An important advantage of our study is that we included only local non-smoking female residents from a representative urban area; as a result, the subjects had homogeneous environmental factors. We excluded men because the prevalence of active smoking is high among Chinese males.1 Therefore, we were able to solely investigate the effect of passive smoking in the present study. In addition, hypertension was diagnosed by participant certification of the disease diagnosis or direct measurement of blood pressure. Although the present study had a cross-sectional design, our data on hypertension should not have been affected by reporting bias. Finally, because the prevalence of active smoking in Chinese females was <3%,1 the possibility of misclassification of current or ever smokers as never smokers should be very low.

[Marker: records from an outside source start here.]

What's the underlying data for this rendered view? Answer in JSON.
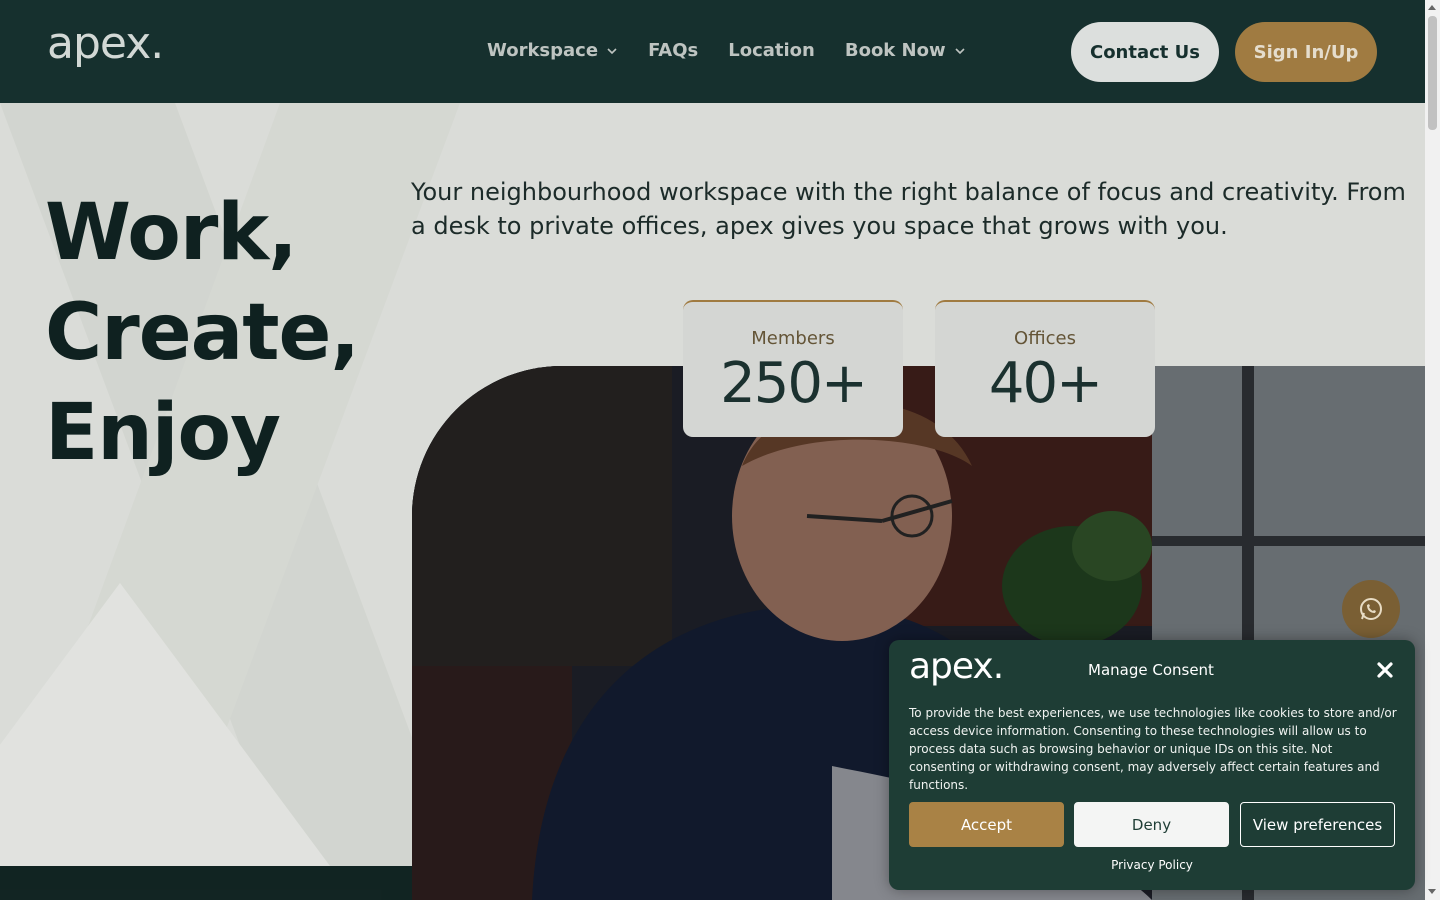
{
  "brand": {
    "logo_text": "apex."
  },
  "header": {
    "nav": [
      {
        "label": "Workspace",
        "has_dropdown": true
      },
      {
        "label": "FAQs",
        "has_dropdown": false
      },
      {
        "label": "Location",
        "has_dropdown": false
      },
      {
        "label": "Book Now",
        "has_dropdown": true
      }
    ],
    "contact_label": "Contact Us",
    "signin_label": "Sign In/Up"
  },
  "hero": {
    "title_lines": [
      "Work,",
      "Create,",
      "Enjoy"
    ],
    "description": "Your neighbourhood workspace with the right balance of focus and creativity. From a desk to private offices, apex gives you space that grows with you.",
    "stats": [
      {
        "label": "Members",
        "value": "250+"
      },
      {
        "label": "Offices",
        "value": "40+"
      }
    ]
  },
  "consent": {
    "logo_text": "apex.",
    "title": "Manage Consent",
    "body": "To provide the best experiences, we use technologies like cookies to store and/or access device information. Consenting to these technologies will allow us to process data such as browsing behavior or unique IDs on this site. Not consenting or withdrawing consent, may adversely affect certain features and functions.",
    "accept_label": "Accept",
    "deny_label": "Deny",
    "preferences_label": "View preferences",
    "privacy_label": "Privacy Policy"
  },
  "colors": {
    "header_bg": "#173230",
    "accent_gold": "#a98245",
    "consent_bg": "#1e3d35",
    "hero_bg": "#e7e9e5"
  },
  "icons": {
    "dropdown": "chevron-down-icon",
    "close": "close-icon",
    "chat": "whatsapp-icon"
  }
}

Admittedly, our study has several limitations. First, we did not collect information on dietary factors, such as detailed consumption of sodium, potassium, calcium and protein. These factors might have affected the association between passive smoking and hypertension. Second, although we adjusted the potential confounding variables in the multiple regression model, other undetected covariates, such as socio-economic status, might have affected our results. For example, subjects with a low social status and/or low income are more likely to be passive smokers. In addition, these subjects may not have a sufficient economic condition for measuring and controlling their blood pressure. Third, information on the passive smoking status relied on self-reports; as a result, recall bias and reporting bias cannot be avoided. For instance, participants who were exposed to the same number of cigarettes or had the same number of hours of smoke exposure may inhale different concentrations of environmental smoke because of different ventilation conditions. A biological marker of passive smoking exposure, such as the cotinine level, is required to accurately detect the association in the future. Another limitation is that we did not categorize different sources of environmental tobacco smoke exposure because of the small sample size in the present study. High-quality randomized controlled trials and long-term follow-up cohorts are still needed to address this issue.

In conclusion, we demonstrated that passive smoking was significantly associated with an increased prevalence and lower control rate of hypertension after adjusting for potential confounding variables in a community-based elderly population from Beijing, China. Further randomized controlled trials and prospective studies are required to determine the relationship between passive smoking and hypertension among the Chinese elderly.